Red at dawn and again at sunrise, in case old sailors harbor any doubts about the forecast. A cold breeze gets up my nose, and the whole hollow echoes with the sneeze.
Deep cold, with hoarfrost silvering every twig and dead weed. The sun clears the ridge and spreads glitter among the icicles. A white-breasted nuthatch begins to kvetch.
A drumbeat of meltwater dripping onto the porch roof as the sky clears, just in time for the sun to top the ridge. My bootprints from last night’s walk have grown huge and dark.
Up with the sun, facing each other across 93 million miles of silence.
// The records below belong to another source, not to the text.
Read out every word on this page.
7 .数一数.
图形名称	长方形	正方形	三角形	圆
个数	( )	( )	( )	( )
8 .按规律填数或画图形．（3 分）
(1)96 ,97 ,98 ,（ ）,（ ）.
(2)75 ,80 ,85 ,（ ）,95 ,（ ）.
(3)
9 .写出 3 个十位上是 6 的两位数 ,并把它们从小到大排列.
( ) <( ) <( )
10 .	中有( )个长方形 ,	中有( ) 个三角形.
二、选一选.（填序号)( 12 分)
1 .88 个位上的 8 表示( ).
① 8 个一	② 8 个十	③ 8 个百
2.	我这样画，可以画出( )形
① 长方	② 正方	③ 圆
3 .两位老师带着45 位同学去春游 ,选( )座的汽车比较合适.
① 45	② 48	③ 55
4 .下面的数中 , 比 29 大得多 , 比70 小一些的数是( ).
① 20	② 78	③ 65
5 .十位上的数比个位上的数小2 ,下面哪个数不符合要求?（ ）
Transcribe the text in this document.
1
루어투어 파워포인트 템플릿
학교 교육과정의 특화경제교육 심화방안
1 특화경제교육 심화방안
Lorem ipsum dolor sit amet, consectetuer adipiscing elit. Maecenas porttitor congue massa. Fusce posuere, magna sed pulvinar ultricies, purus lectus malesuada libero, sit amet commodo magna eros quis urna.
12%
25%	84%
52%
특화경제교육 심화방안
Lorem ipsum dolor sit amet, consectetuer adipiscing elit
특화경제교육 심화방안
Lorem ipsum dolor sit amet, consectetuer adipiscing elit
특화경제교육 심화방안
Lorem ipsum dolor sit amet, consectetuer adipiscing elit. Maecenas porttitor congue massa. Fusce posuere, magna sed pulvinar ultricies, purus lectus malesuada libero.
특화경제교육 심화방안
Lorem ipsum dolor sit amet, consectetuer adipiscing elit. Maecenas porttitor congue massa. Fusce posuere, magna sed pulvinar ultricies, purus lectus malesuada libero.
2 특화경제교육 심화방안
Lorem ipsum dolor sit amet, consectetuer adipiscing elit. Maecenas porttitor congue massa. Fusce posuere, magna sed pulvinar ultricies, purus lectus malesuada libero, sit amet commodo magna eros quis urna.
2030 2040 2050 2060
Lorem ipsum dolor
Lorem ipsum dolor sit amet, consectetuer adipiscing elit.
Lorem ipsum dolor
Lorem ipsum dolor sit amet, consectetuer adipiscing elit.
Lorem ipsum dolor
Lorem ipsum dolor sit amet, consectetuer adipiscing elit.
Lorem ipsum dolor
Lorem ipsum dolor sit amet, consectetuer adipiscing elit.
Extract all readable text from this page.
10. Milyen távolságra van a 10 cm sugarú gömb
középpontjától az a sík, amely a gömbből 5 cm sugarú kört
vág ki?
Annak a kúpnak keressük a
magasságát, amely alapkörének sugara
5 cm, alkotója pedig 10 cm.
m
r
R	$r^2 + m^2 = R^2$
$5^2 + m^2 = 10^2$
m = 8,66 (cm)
It’s cold. I close my eyes for the brief afterimage: stark branches against a blood-red sky.
Bitter cold. A few small clouds turn brick-red. When the wind drops, there’s a staccato burst of pileated woodpecker alarm, answered only by a nuthatch.
The first sunrise above freezing in weeks. The sun climbs into the palest shade of blue as treetops sway and gyrate in the wind. A chickadee sings his springiest tune.
A stray snowflake wanders down from the pink clouds, itself still white. Doves flock to the birdseed on my mother’s back porch—the silvery whistles of their wings.
Rainfall stopping by sunrise. An oak leaf comes sailing out of the woods and spirals down onto the porch. Holes in the clouds open and close like blue wounds.
A red dawn, a redder sunrise, and a rain shower half an hour after that on the still-novel metal roof. I imagine a steel-pan drummer playing avant-garde calypso.